7. Challenges, Limitations, and Future Directions
While search-based autotuning is a potent and widely applicable optimization paradigm, ongoing technical challenges include:
- Scalability of model-based methods: GP surrogates scale cubically in sample size; exhaustive acquisition ranking in large spaces is expensive, motivating use of tree-based surrogates, sparse GP approximations, or hybrid approaches (Willemsen et al., 2021, Wu et al., 2023).
- Constraint expressivity and solver overhead: Efficiently capturing complex or dynamic constraints remains essential as codes and hardware become more intricate; CSP-based construction is now the dominant approach for flexibility and scalability (Willemsen et al., 30 Sep 2025).
- Hyperparameter optimization of the tuners themselves: Autotuner algorithm selection and meta-strategy tuning can yield >200% improvement in campaign efficiency; integrating robust evaluation and simulation facilities is becoming standard (Willemsen et al., 30 Sep 2025).
- Automation and LLM involvement: Recent advances use prompt-driven LLMs to automatically generate and evolve optimization strategies, with best-in-class LLM-generated optimizers outperforming hand-designed methods by >70% in performance metrics (Willemsen et al., 19 Oct 2025).

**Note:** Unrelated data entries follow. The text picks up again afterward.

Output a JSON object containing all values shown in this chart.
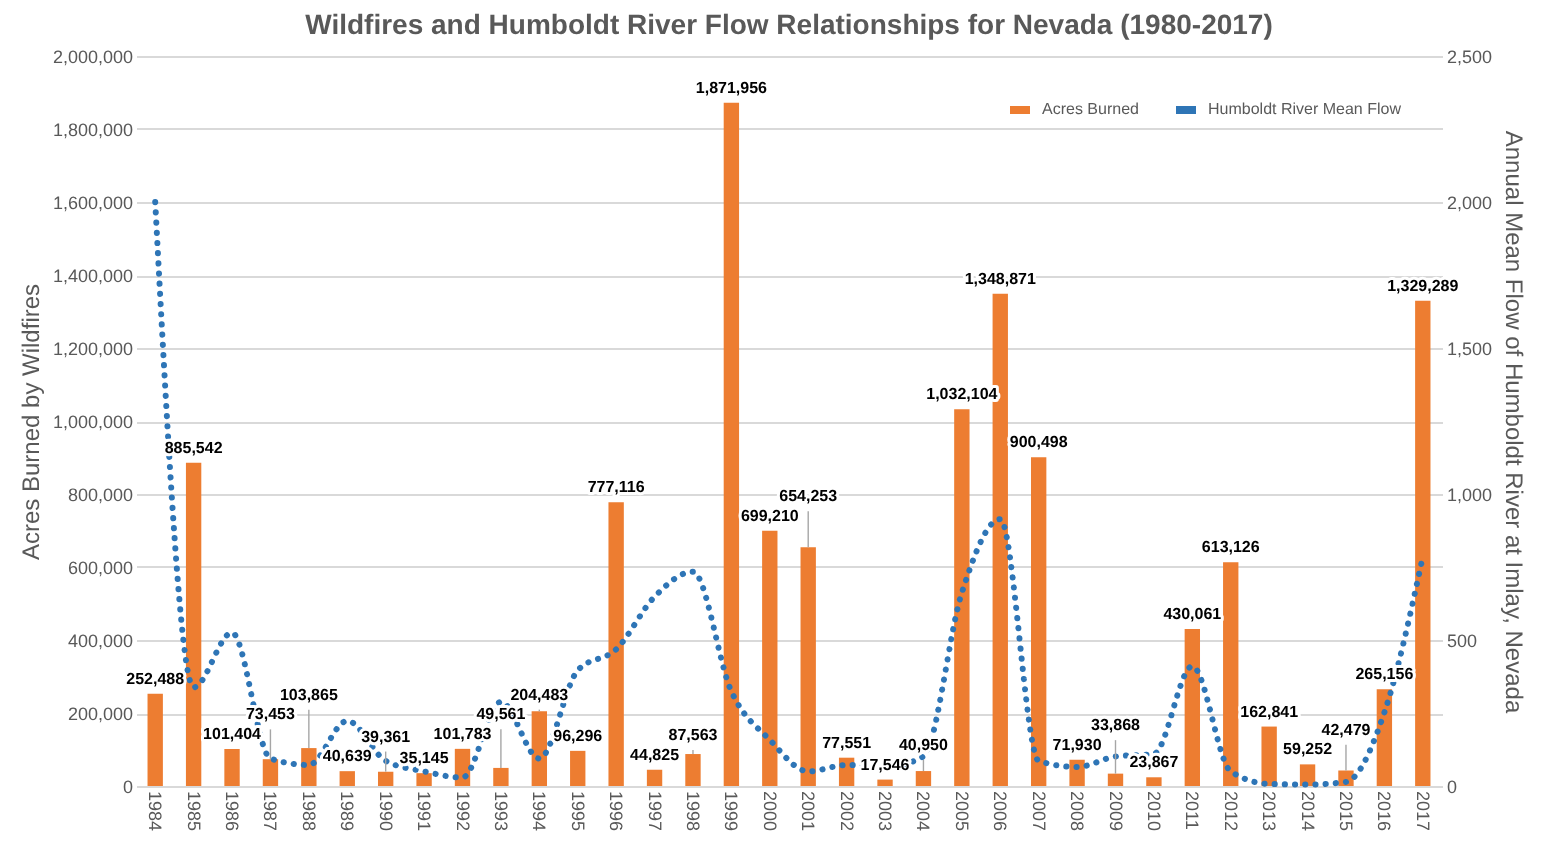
{
  "chart_data": {
    "type": "bar",
    "title": "Wildfires and Humboldt River Flow Relationships for Nevada (1980-2017)",
    "ylabel": "Acres Burned by Wildfires",
    "y2label": "Annual Mean Flow of Humboldt River at Imlay, Nevada",
    "categories": [
      "1984",
      "1985",
      "1986",
      "1987",
      "1988",
      "1989",
      "1990",
      "1991",
      "1992",
      "1993",
      "1994",
      "1995",
      "1996",
      "1997",
      "1998",
      "1999",
      "2000",
      "2001",
      "2002",
      "2003",
      "2004",
      "2005",
      "2006",
      "2007",
      "2008",
      "2009",
      "2010",
      "2011",
      "2012",
      "2013",
      "2014",
      "2015",
      "2016",
      "2017"
    ],
    "series": [
      {
        "name": "Acres Burned",
        "color": "#ed7d31",
        "values": [
          252488,
          885542,
          101404,
          73453,
          103865,
          40639,
          39361,
          35145,
          101783,
          49561,
          204483,
          96296,
          777116,
          44825,
          87563,
          1871956,
          699210,
          654253,
          77551,
          17546,
          40950,
          1032104,
          1348871,
          900498,
          71930,
          33868,
          23867,
          430061,
          613126,
          162841,
          59252,
          42479,
          265156,
          1329289
        ],
        "value_labels": [
          "252,488",
          "885,542",
          "101,404",
          "73,453",
          "103,865",
          "40,639",
          "39,361",
          "35,145",
          "101,783",
          "49,561",
          "204,483",
          "96,296",
          "777,116",
          "44,825",
          "87,563",
          "1,871,956",
          "699,210",
          "654,253",
          "77,551",
          "17,546",
          "40,950",
          "1,032,104",
          "1,348,871",
          "900,498",
          "71,930",
          "33,868",
          "23,867",
          "430,061",
          "613,126",
          "162,841",
          "59,252",
          "42,479",
          "265,156",
          "1,329,289"
        ]
      },
      {
        "name": "Humboldt River Mean Flow",
        "type": "line",
        "axis": "y2",
        "color": "#2e75b6",
        "line_style": "dotted",
        "values": [
          2000,
          338,
          525,
          94,
          72,
          223,
          86,
          50,
          29,
          288,
          94,
          396,
          468,
          648,
          734,
          324,
          158,
          50,
          72,
          65,
          101,
          662,
          914,
          86,
          65,
          101,
          110,
          410,
          50,
          7,
          5,
          14,
          252,
          785
        ]
      }
    ],
    "ylim": [
      0,
      2000000
    ],
    "yticks": [
      0,
      {
        "value": 200000,
        "label": "200,000"
      },
      {
        "value": 400000,
        "label": "400,000"
      },
      {
        "value": 600000,
        "label": "600,000"
      },
      {
        "value": 800000,
        "label": "800,000"
      },
      {
        "value": 1000000,
        "label": "1,000,000"
      },
      {
        "value": 1200000,
        "label": "1,200,000"
      },
      {
        "value": 1400000,
        "label": "1,400,000"
      },
      {
        "value": 1600000,
        "label": "1,600,000"
      },
      {
        "value": 1800000,
        "label": "1,800,000"
      },
      {
        "value": 2000000,
        "label": "2,000,000"
      }
    ],
    "y2lim": [
      0,
      2500
    ],
    "y2ticks": [
      0,
      500,
      {
        "value": 1000,
        "label": "1,000"
      },
      {
        "value": 1500,
        "label": "1,500"
      },
      {
        "value": 2000,
        "label": "2,000"
      },
      {
        "value": 2500,
        "label": "2,500"
      }
    ],
    "grid": "y",
    "legend": "top right",
    "marker": "none"
  }
}
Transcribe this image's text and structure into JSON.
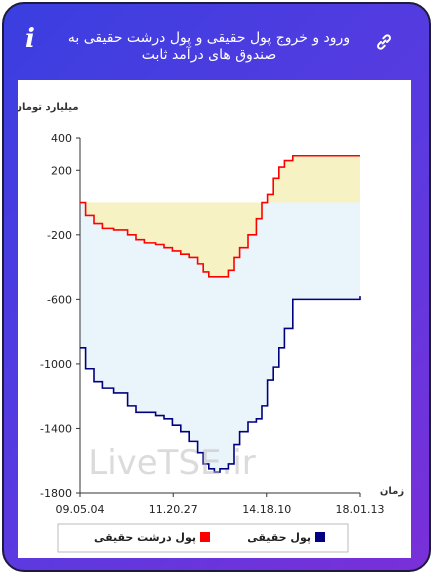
{
  "header": {
    "title": "ورود و خروج پول حقیقی و پول درشت حقیقی به صندوق های درآمد ثابت",
    "info_icon": "info-icon",
    "link_icon": "link-icon"
  },
  "watermark": "LiveTSE.ir",
  "colors": {
    "header_gradient_start": "#3a3fe0",
    "header_gradient_end": "#7a2fd8",
    "real_money_line": "#000080",
    "big_real_money_line": "#ff0000",
    "negative_fill": "#eaf4fb",
    "positive_fill": "#f7f2c4"
  },
  "chart_data": {
    "type": "line",
    "ylabel": "میلیارد تومان",
    "xlabel": "زمان",
    "ylim": [
      -1800,
      400
    ],
    "yticks": [
      "400",
      "200",
      "-200",
      "-600",
      "-1000",
      "-1400",
      "-1800"
    ],
    "ytick_values": [
      400,
      200,
      -200,
      -600,
      -1000,
      -1400,
      -1800
    ],
    "xticks": [
      "09.05.04",
      "11.20.27",
      "14.18.10",
      "18.01.13"
    ],
    "xtick_positions": [
      0,
      0.333,
      0.667,
      1
    ],
    "grid": false,
    "legend": "bottom",
    "series": [
      {
        "name": "پول حقیقی",
        "color": "#000080",
        "x": [
          0,
          0.02,
          0.05,
          0.08,
          0.12,
          0.17,
          0.2,
          0.23,
          0.27,
          0.3,
          0.33,
          0.36,
          0.39,
          0.42,
          0.44,
          0.46,
          0.48,
          0.5,
          0.53,
          0.55,
          0.57,
          0.6,
          0.63,
          0.65,
          0.67,
          0.69,
          0.71,
          0.73,
          0.76,
          1
        ],
        "y": [
          -900,
          -1030,
          -1110,
          -1150,
          -1180,
          -1260,
          -1300,
          -1300,
          -1320,
          -1340,
          -1380,
          -1420,
          -1480,
          -1550,
          -1620,
          -1650,
          -1670,
          -1650,
          -1620,
          -1500,
          -1420,
          -1360,
          -1340,
          -1260,
          -1100,
          -1020,
          -900,
          -780,
          -600,
          -580
        ]
      },
      {
        "name": "پول درشت حقیقی",
        "color": "#ff0000",
        "x": [
          0,
          0.02,
          0.05,
          0.08,
          0.12,
          0.17,
          0.2,
          0.23,
          0.27,
          0.3,
          0.33,
          0.36,
          0.39,
          0.42,
          0.44,
          0.46,
          0.48,
          0.5,
          0.53,
          0.55,
          0.57,
          0.6,
          0.63,
          0.65,
          0.67,
          0.69,
          0.71,
          0.73,
          0.76,
          1
        ],
        "y": [
          0,
          -80,
          -130,
          -160,
          -170,
          -200,
          -230,
          -250,
          -260,
          -280,
          -300,
          -320,
          -340,
          -380,
          -430,
          -460,
          -460,
          -460,
          -420,
          -340,
          -280,
          -200,
          -100,
          0,
          50,
          150,
          220,
          260,
          290,
          290
        ]
      }
    ]
  }
}
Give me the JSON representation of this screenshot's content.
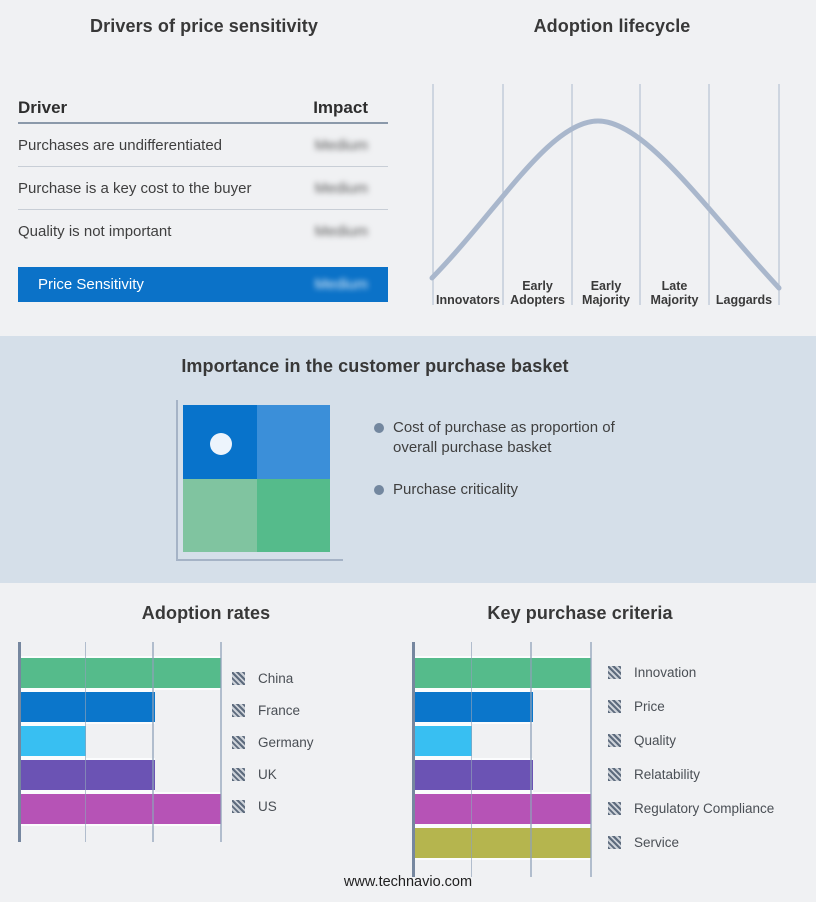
{
  "drivers_panel": {
    "title": "Drivers of price sensitivity",
    "col_driver": "Driver",
    "col_impact": "Impact",
    "rows": [
      {
        "driver": "Purchases are undifferentiated",
        "impact": "Medium"
      },
      {
        "driver": "Purchase is a key cost to the buyer",
        "impact": "Medium"
      },
      {
        "driver": "Quality is not important",
        "impact": "Medium"
      }
    ],
    "summary_row": {
      "label": "Price Sensitivity",
      "impact": "Medium"
    },
    "accent_color": "#0b72c8",
    "note": "impact values appear blurred in source"
  },
  "lifecycle_panel": {
    "title": "Adoption lifecycle",
    "categories": [
      "Innovators",
      "Early Adopters",
      "Early Majority",
      "Late Majority",
      "Laggards"
    ],
    "curve_color": "#a9b7cc"
  },
  "basket_panel": {
    "title": "Importance in the customer purchase basket",
    "bullets": [
      "Cost of purchase as proportion of overall purchase basket",
      "Purchase criticality"
    ],
    "quadrant_colors": {
      "top_left": "#0873cb",
      "top_right": "#3b8fd9",
      "bottom_left": "#80c4a0",
      "bottom_right": "#55bb8b"
    },
    "band_background": "#d5dfe9"
  },
  "footer": "www.technavio.com",
  "chart_data": [
    {
      "type": "table",
      "title": "Drivers of price sensitivity",
      "columns": [
        "Driver",
        "Impact"
      ],
      "rows": [
        [
          "Purchases are undifferentiated",
          "Medium"
        ],
        [
          "Purchase is a key cost to the buyer",
          "Medium"
        ],
        [
          "Quality is not important",
          "Medium"
        ],
        [
          "Price Sensitivity",
          "Medium"
        ]
      ]
    },
    {
      "type": "line",
      "title": "Adoption lifecycle",
      "categories": [
        "Innovators",
        "Early Adopters",
        "Early Majority",
        "Late Majority",
        "Laggards"
      ],
      "shape": "bell curve rising from Innovators, peaking at Early Majority, falling to Laggards",
      "grid": true,
      "ylabel": "",
      "xlabel": ""
    },
    {
      "type": "bar",
      "orientation": "horizontal",
      "title": "Adoption rates",
      "categories": [
        "China",
        "France",
        "Germany",
        "UK",
        "US"
      ],
      "values": [
        100,
        67,
        33,
        67,
        100
      ],
      "value_unit": "percent of max (estimated from gridlines; axis unlabeled)",
      "colors": [
        "#55bb8b",
        "#0b76cb",
        "#38bff2",
        "#6b53b4",
        "#b653b6"
      ],
      "xlim": [
        0,
        100
      ],
      "grid": true,
      "legend_position": "right"
    },
    {
      "type": "bar",
      "orientation": "horizontal",
      "title": "Key purchase criteria",
      "categories": [
        "Innovation",
        "Price",
        "Quality",
        "Relatability",
        "Regulatory Compliance",
        "Service"
      ],
      "values": [
        100,
        67,
        33,
        67,
        100,
        100
      ],
      "value_unit": "percent of max (estimated from gridlines; axis unlabeled)",
      "colors": [
        "#55bb8b",
        "#0b76cb",
        "#38bff2",
        "#6b53b4",
        "#b653b6",
        "#b5b54e"
      ],
      "xlim": [
        0,
        100
      ],
      "grid": true,
      "legend_position": "right"
    }
  ]
}
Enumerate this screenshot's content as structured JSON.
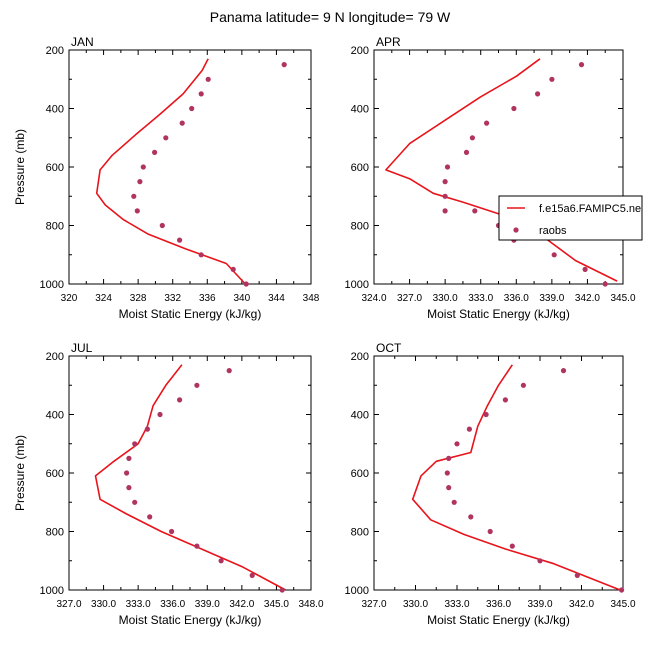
{
  "figure": {
    "title": "Panama  latitude= 9 N longitude= 79 W"
  },
  "legend": {
    "entries": [
      {
        "label": "f.e15a6.FAMIPC5.ne",
        "kind": "line",
        "color": "#e8141b"
      },
      {
        "label": "raobs",
        "kind": "marker",
        "color": "#b0345f"
      }
    ]
  },
  "chart_data": [
    {
      "type": "line",
      "panel_label": "JAN",
      "xlabel": "Moist Static Energy (kJ/kg)",
      "ylabel": "Pressure (mb)",
      "xlim": [
        320,
        348
      ],
      "ylim": [
        1000,
        200
      ],
      "y_reversed": true,
      "xticks": [
        320,
        324,
        328,
        332,
        336,
        340,
        344,
        348
      ],
      "xtick_labels": [
        "320",
        "324",
        "328",
        "332",
        "336",
        "340",
        "344",
        "348"
      ],
      "yticks": [
        200,
        400,
        600,
        800,
        1000
      ],
      "ytick_labels": [
        "200",
        "400",
        "600",
        "800",
        "1000"
      ],
      "series": [
        {
          "name": "f.e15a6.FAMIPC5.ne",
          "kind": "line",
          "color": "#e8141b",
          "x": [
            336.1,
            335.4,
            333.2,
            330.5,
            327.7,
            325.0,
            323.6,
            323.2,
            324.2,
            326.3,
            329.2,
            333.5,
            338.2,
            340.4
          ],
          "y": [
            230,
            270,
            350,
            420,
            490,
            560,
            610,
            690,
            730,
            780,
            830,
            880,
            930,
            1000
          ]
        },
        {
          "name": "raobs",
          "kind": "scatter",
          "color": "#b0345f",
          "x": [
            344.9,
            336.1,
            335.3,
            334.2,
            333.1,
            331.2,
            329.9,
            328.6,
            328.2,
            327.5,
            327.9,
            330.8,
            332.8,
            335.3,
            339.0,
            340.5
          ],
          "y": [
            250,
            300,
            350,
            400,
            450,
            500,
            550,
            600,
            650,
            700,
            750,
            800,
            850,
            900,
            950,
            1000
          ]
        }
      ]
    },
    {
      "type": "line",
      "panel_label": "APR",
      "xlabel": "Moist Static Energy (kJ/kg)",
      "ylabel": "",
      "xlim": [
        324,
        345
      ],
      "ylim": [
        1000,
        200
      ],
      "y_reversed": true,
      "xticks": [
        324,
        327,
        330,
        333,
        336,
        339,
        342,
        345
      ],
      "xtick_labels": [
        "324.0",
        "327.0",
        "330.0",
        "333.0",
        "336.0",
        "339.0",
        "342.0",
        "345.0"
      ],
      "yticks": [
        200,
        400,
        600,
        800,
        1000
      ],
      "ytick_labels": [
        "200",
        "400",
        "600",
        "800",
        "1000"
      ],
      "series": [
        {
          "name": "f.e15a6.FAMIPC5.ne",
          "kind": "line",
          "color": "#e8141b",
          "x": [
            338.0,
            336.0,
            333.0,
            330.0,
            327.0,
            325.0,
            327.0,
            329.0,
            331.5,
            334.5,
            337.0,
            341.0,
            344.5
          ],
          "y": [
            230,
            290,
            360,
            440,
            520,
            610,
            640,
            690,
            720,
            760,
            800,
            920,
            990
          ]
        },
        {
          "name": "raobs",
          "kind": "scatter",
          "color": "#b0345f",
          "x": [
            341.5,
            339.0,
            337.8,
            335.8,
            333.5,
            332.3,
            331.8,
            330.2,
            330.0,
            330.0,
            330.0,
            332.5,
            334.5,
            335.8,
            339.2,
            341.8,
            343.5
          ],
          "y": [
            250,
            300,
            350,
            400,
            450,
            500,
            550,
            600,
            650,
            700,
            750,
            750,
            800,
            850,
            900,
            950,
            1000
          ]
        }
      ]
    },
    {
      "type": "line",
      "panel_label": "JUL",
      "xlabel": "Moist Static Energy (kJ/kg)",
      "ylabel": "Pressure (mb)",
      "xlim": [
        327,
        348
      ],
      "ylim": [
        1000,
        200
      ],
      "y_reversed": true,
      "xticks": [
        327,
        330,
        333,
        336,
        339,
        342,
        345,
        348
      ],
      "xtick_labels": [
        "327.0",
        "330.0",
        "333.0",
        "336.0",
        "339.0",
        "342.0",
        "345.0",
        "348.0"
      ],
      "yticks": [
        200,
        400,
        600,
        800,
        1000
      ],
      "ytick_labels": [
        "200",
        "400",
        "600",
        "800",
        "1000"
      ],
      "series": [
        {
          "name": "f.e15a6.FAMIPC5.ne",
          "kind": "line",
          "color": "#e8141b",
          "x": [
            336.8,
            335.4,
            334.3,
            333.8,
            333.0,
            330.9,
            329.3,
            329.7,
            332.0,
            335.0,
            338.5,
            342.0,
            345.8
          ],
          "y": [
            230,
            300,
            370,
            440,
            500,
            560,
            610,
            690,
            740,
            800,
            860,
            920,
            1000
          ]
        },
        {
          "name": "raobs",
          "kind": "scatter",
          "color": "#b0345f",
          "x": [
            340.9,
            338.1,
            336.6,
            334.9,
            333.8,
            332.7,
            332.2,
            332.0,
            332.2,
            332.7,
            334.0,
            335.9,
            338.1,
            340.2,
            342.9,
            345.5
          ],
          "y": [
            250,
            300,
            350,
            400,
            450,
            500,
            550,
            600,
            650,
            700,
            750,
            800,
            850,
            900,
            950,
            1000
          ]
        }
      ]
    },
    {
      "type": "line",
      "panel_label": "OCT",
      "xlabel": "Moist Static Energy (kJ/kg)",
      "ylabel": "",
      "xlim": [
        327,
        345
      ],
      "ylim": [
        1000,
        200
      ],
      "y_reversed": true,
      "xticks": [
        327,
        330,
        333,
        336,
        339,
        342,
        345
      ],
      "xtick_labels": [
        "327.0",
        "330.0",
        "333.0",
        "336.0",
        "339.0",
        "342.0",
        "345.0"
      ],
      "yticks": [
        200,
        400,
        600,
        800,
        1000
      ],
      "ytick_labels": [
        "200",
        "400",
        "600",
        "800",
        "1000"
      ],
      "series": [
        {
          "name": "f.e15a6.FAMIPC5.ne",
          "kind": "line",
          "color": "#e8141b",
          "x": [
            337.0,
            336.0,
            335.2,
            334.5,
            334.0,
            331.5,
            330.4,
            329.8,
            331.1,
            333.5,
            336.5,
            340.0,
            344.8
          ],
          "y": [
            230,
            300,
            370,
            440,
            530,
            560,
            610,
            690,
            760,
            810,
            860,
            910,
            1000
          ]
        },
        {
          "name": "raobs",
          "kind": "scatter",
          "color": "#b0345f",
          "x": [
            340.7,
            337.8,
            336.5,
            335.1,
            333.9,
            333.0,
            332.4,
            332.3,
            332.4,
            332.8,
            334.0,
            335.4,
            337.0,
            339.0,
            341.7,
            344.9
          ],
          "y": [
            250,
            300,
            350,
            400,
            450,
            500,
            550,
            600,
            650,
            700,
            750,
            800,
            850,
            900,
            950,
            1000
          ]
        }
      ]
    }
  ]
}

- Multi-objective and hybrid goals: Simultaneous optimization for runtime, energy, cost, and latency (with user-defined or Pareto-front tradeoffs) is an active area, supported by scalarizing objectives or layered search with multi-objective acquisition functions (Wu et al., 2023, He et al., 12 Feb 2025).
- Generalization, transfer, and adaptation: Ensuring robust cross-task adaptation, safe transfer without negative performance impact, and resilience to nonstationary environments are focal points as autotuning scales (Li et al., 2022, Dorier et al., 2022).
In summary, search-based autotuning synthesizes empirical algorithmics, statistical modeling, and scalable system integration to deliver practical and theoretically justified optimization across an array of advanced computing systems, codes, and workflows, with continual innovation necessary to match the evolving complexity and scale of modern applications.